L’IA n’est pas une tendance technologique unique ; il s’agit d’un changement structurel dans tous les domaines opérationnels. Les entreprises qui agissent maintenant définiront la manière dont ces systèmes fonctionnent en interne, la manière dont les données sont gérées et la manière dont les décisions sont prises à grande échelle. Les pionniers peuvent définir des normes, établir des partenariats technologiques solides et former leur personnel, tandis que les autres restent dans l’incertitude. Concrètement, cela signifie un retour d’information plus rapide sur ce qui fonctionne, des relations plus solides avec les fournisseurs et une plus grande maîtrise de l’IA en interne.
Les dirigeants qui choisissent de temporiser sous-estiment souvent le coût de l’inaction. Chaque trimestre passé à observer les concurrents est un trimestre perdu en termes d’alignement des données, de préparation à l’automatisation et de développement des compétences. Aborder l’IA de manière stratégique aujourd’hui permet à l’entreprise de gérer les risques sous son propre contrôle plutôt que de réagir plus tard aux pressions du marché. La mise en œuvre de cadres tels que AgenticOps offre aux dirigeants un modèle opérationnel testé pour déployer l’IA de manière responsable tout en maintenant le contrôle humain et les normes de sécurité.

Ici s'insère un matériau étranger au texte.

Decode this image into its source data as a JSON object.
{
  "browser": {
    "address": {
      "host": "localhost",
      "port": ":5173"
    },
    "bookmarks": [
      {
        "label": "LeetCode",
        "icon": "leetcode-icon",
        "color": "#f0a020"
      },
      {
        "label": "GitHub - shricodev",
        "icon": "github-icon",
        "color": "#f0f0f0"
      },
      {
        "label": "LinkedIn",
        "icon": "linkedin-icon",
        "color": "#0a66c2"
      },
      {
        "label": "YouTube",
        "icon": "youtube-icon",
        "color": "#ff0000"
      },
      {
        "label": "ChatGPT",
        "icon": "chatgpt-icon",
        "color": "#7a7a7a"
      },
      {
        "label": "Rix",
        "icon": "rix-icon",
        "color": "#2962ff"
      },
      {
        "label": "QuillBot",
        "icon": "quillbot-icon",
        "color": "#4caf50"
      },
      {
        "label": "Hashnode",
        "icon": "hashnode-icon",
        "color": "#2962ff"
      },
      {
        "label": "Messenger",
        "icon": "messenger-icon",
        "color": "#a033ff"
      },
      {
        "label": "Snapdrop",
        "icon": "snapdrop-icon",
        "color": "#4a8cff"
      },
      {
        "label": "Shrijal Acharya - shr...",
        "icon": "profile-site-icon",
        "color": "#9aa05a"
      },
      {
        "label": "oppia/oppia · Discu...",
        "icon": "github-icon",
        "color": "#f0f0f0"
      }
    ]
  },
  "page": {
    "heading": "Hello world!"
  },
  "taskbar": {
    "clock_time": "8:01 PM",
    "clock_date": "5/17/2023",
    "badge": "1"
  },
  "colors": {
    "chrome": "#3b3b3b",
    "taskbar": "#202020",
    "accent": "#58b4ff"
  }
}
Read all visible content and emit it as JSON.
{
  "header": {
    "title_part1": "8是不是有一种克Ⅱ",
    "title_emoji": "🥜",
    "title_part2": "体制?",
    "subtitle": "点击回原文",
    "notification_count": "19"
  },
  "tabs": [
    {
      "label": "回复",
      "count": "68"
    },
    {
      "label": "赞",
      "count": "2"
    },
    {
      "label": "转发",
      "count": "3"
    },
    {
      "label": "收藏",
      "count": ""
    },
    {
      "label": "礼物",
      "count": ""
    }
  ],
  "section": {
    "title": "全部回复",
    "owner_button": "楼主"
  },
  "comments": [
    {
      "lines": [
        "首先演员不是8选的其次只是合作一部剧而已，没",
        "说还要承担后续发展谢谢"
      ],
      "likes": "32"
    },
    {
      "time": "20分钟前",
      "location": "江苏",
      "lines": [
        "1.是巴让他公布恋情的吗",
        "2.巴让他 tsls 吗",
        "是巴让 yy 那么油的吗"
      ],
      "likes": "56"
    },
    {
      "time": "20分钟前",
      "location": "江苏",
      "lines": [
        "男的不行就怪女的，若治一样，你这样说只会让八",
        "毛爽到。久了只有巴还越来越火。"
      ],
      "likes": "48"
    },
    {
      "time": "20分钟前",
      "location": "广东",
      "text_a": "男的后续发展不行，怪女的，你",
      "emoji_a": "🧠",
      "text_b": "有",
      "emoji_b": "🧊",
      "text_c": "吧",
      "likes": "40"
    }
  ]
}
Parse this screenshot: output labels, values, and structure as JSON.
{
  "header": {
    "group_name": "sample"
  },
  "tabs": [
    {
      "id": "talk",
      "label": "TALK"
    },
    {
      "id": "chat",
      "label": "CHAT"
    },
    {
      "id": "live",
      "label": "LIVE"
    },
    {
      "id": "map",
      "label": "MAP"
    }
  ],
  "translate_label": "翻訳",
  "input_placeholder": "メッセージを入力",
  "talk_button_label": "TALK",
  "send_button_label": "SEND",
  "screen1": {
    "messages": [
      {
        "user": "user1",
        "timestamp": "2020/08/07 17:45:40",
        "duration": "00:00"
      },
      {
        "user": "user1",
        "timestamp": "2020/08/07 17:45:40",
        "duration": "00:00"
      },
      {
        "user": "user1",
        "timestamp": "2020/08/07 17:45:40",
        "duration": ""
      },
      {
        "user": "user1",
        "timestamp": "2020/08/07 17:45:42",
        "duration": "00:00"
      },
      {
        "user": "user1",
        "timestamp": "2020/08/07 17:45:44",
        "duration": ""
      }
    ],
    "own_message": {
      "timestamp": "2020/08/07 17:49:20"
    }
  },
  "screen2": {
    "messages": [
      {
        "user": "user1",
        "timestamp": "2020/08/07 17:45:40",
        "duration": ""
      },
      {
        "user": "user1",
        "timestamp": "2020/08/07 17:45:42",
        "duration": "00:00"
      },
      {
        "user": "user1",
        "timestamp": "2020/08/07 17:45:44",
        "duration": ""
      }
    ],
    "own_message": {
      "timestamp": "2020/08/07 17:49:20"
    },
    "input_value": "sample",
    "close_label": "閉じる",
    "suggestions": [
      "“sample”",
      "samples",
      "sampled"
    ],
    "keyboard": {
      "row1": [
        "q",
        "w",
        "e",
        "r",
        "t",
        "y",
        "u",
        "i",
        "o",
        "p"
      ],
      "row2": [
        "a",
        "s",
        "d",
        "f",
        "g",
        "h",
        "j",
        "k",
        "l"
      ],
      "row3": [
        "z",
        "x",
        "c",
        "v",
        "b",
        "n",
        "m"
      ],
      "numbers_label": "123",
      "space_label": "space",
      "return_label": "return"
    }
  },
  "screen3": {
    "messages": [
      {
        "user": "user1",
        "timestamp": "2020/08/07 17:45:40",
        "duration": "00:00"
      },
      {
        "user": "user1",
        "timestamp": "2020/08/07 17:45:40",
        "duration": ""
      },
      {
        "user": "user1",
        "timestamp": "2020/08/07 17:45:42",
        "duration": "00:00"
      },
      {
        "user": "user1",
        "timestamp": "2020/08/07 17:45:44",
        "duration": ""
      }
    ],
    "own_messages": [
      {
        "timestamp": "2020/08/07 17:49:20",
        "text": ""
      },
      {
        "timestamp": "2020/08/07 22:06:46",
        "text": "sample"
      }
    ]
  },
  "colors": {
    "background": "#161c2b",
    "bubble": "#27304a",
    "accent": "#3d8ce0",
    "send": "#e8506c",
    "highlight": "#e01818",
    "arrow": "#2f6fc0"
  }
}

Pour les dirigeants, la tâche immédiate consiste à définir une orientation, et non à attendre une certitude parfaite. Les organisations les plus performantes seront celles qui associeront une action décisive à une exécution adaptative, en investissant tôt, en apprenant continuellement et en s’améliorant à chaque itération. L’IA ne se stabilisera pas d’elle-même ; elle continuera d’évoluer. Les entreprises qui s’y mettent dès maintenant seront à la tête de cette évolution au lieu de s’y adapter plus tard.
Dernières réflexions
Les opérations d’entreprise entrent dans une phase de transition déterminante. La pression exercée par les systèmes fragmentés, l’expansion des réseaux d’IA et l’accélération des demandes numériques ne ralentira pas. La seule voie durable est celle des modèles opérationnels qui combinent l’expertise humaine et l’automatisation intelligente en temps réel.
Le cadre AgenticOps de Cisco représente ce changement. Il remplace la gestion réactive par des systèmes adaptatifs fondés sur des données unifiées, une IA spécifique au domaine et une collaboration sécurisée. Le résultat n’est pas seulement l’efficacité opérationnelle, c’est la résilience et le contrôle à l’échelle. Pour les dirigeants, cela signifie qu’il faut passer de l’observation passive à la conception active de la manière dont l’IA et les humains fonctionnent ensemble au sein de l’entreprise.
Les organisations qui agissent maintenant établiront les normes d’exploitation que les autres suivront. Elles s’approprieront leurs données, optimiseront plus rapidement et prendront des décisions soutenues par l’IA qui comprend leur activité. Le leadership dans cette nouvelle ère ne viendra pas de l’attente de la stabilité, mais de sa construction.